At present, almost all African countries entrust the production of their own currency to third parties. Western companies. Is this also the case for the CFA franc? We'll give you the answer in this article. Find out which countries use the CFA franc. African Financial Community.
Where is the CFA franc made?
This is the Banque de France in Chamalières which prints CFA francs. A bank based in the country where 5G is developing rapidly, facilitating cooperation between different financial institutions.
African central banks give orders to print the CFA franc to the Banque de France through a contract with an operator. The heads of state of countries belonging to the "franc zone" can decide to change the place of production by mutual agreement. Each country is free to leave the "franc zone", either temporarily or permanently.
Please note that the participation of member states is governed by specific bilateral agreements. Since 1962, this has been based on cooperation agreements with regional monetary unions.
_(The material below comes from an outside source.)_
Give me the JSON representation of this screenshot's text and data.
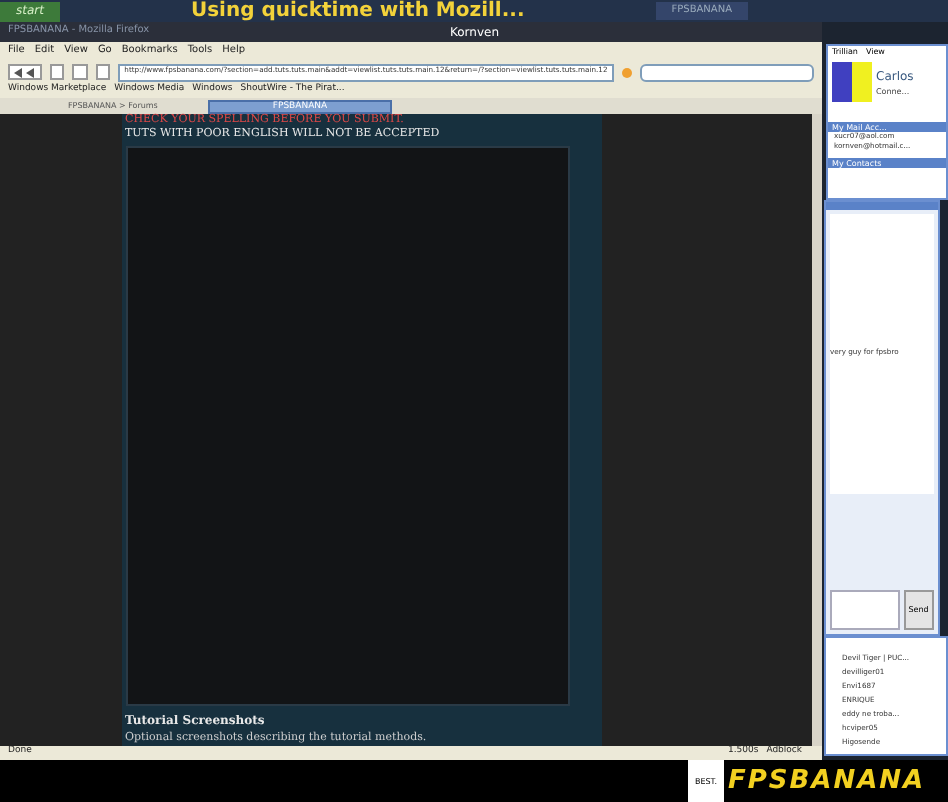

The reason for outsourcing coin production is often the absence of dedicated printing facilities in a country. This is often the case, if only to mention the following:
- The manufacture of Ethiopian birr, Guinean franc, Botswana pula and Ugandan shilling in England;
- The printing of the Liberian dollar in the United States;
- The manufacture of the Tanzanian shilling, the Eritrean nakfa, the Zambian kwacha, or even the Mauritanian ouguiya in Germany.
Several countries have already definitively left the “franc zone” such as Mauritania, Madagascar and Guinea.
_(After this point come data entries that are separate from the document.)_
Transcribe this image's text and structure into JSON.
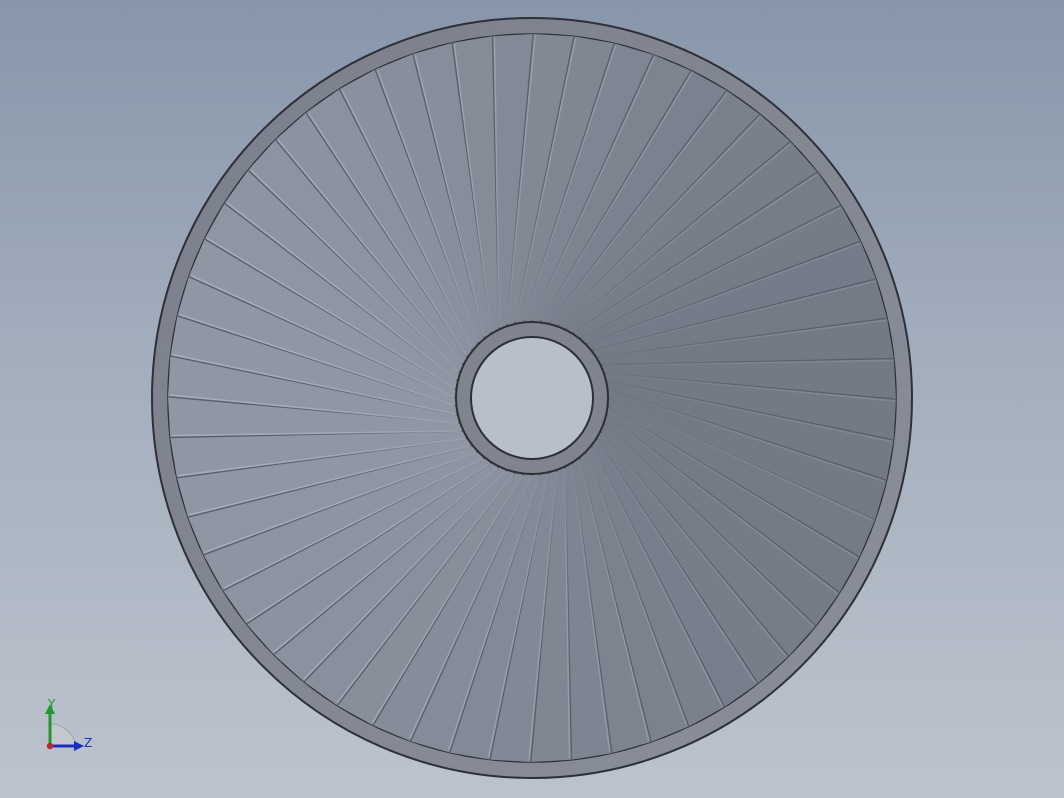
{
  "viewport": {
    "background_top": "#8796aa",
    "background_bottom": "#bcc3cd"
  },
  "model": {
    "type": "impeller-rotor",
    "blade_count": 56,
    "colors": {
      "rim_outer": "#7e828e",
      "rim_inner": "#858a96",
      "blade_face": "#7b808d",
      "blade_highlight": "#aeb4c2",
      "blade_edge": "#5b5f6a",
      "hub": "#80848f",
      "bore": "#b8bfc9",
      "outline": "#2e3038"
    }
  },
  "triad": {
    "y_label": "Y",
    "z_label": "Z",
    "y_color": "#1f9a2a",
    "z_color": "#1c2ec0",
    "x_color": "#c0232b"
  }
}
Which countries use the CFA franc?
The CFA franc was created in the late 1930s, on the eve of the Second World War. It is used by 14 African countries in the "franc zone". This currency is issued by the Central Bank of West African States (BCEAO)).
The African Financial Community franc is made up of 3 zones each with its own central bank and currency:
- Zone 1 - UMOA: this is the West African Monetary Union zone, comprising Burkina Faso, Benin, Guinea-Bissau, Senegal, Mali, Côte d'Ivoire, Togo and Niger. The currency used is the XOF, the West African CFA franc.
- Zone 2 - UMAC: this is the Central African Monetary Union zone, comprising Congo, Central African Republic, Cameroon, Chad, Equatorial Guinea and Gabon. These member states use the XAF, which is the Central African CFA franc.
- Zone 3 - Union of the Comoros: where the KMF or Comorian franc is used.
Monetary and financial stability is the primary benefit of the Franc zone for its member countries. This preserves the purchasing power of the population.
Have you ever thought of taking a cruise to Africa? Once on dry land, take the time to buy gift items using the CFA franc, the currency printed in France and used in African countries.
Thank you very much, I remembered a lot of things.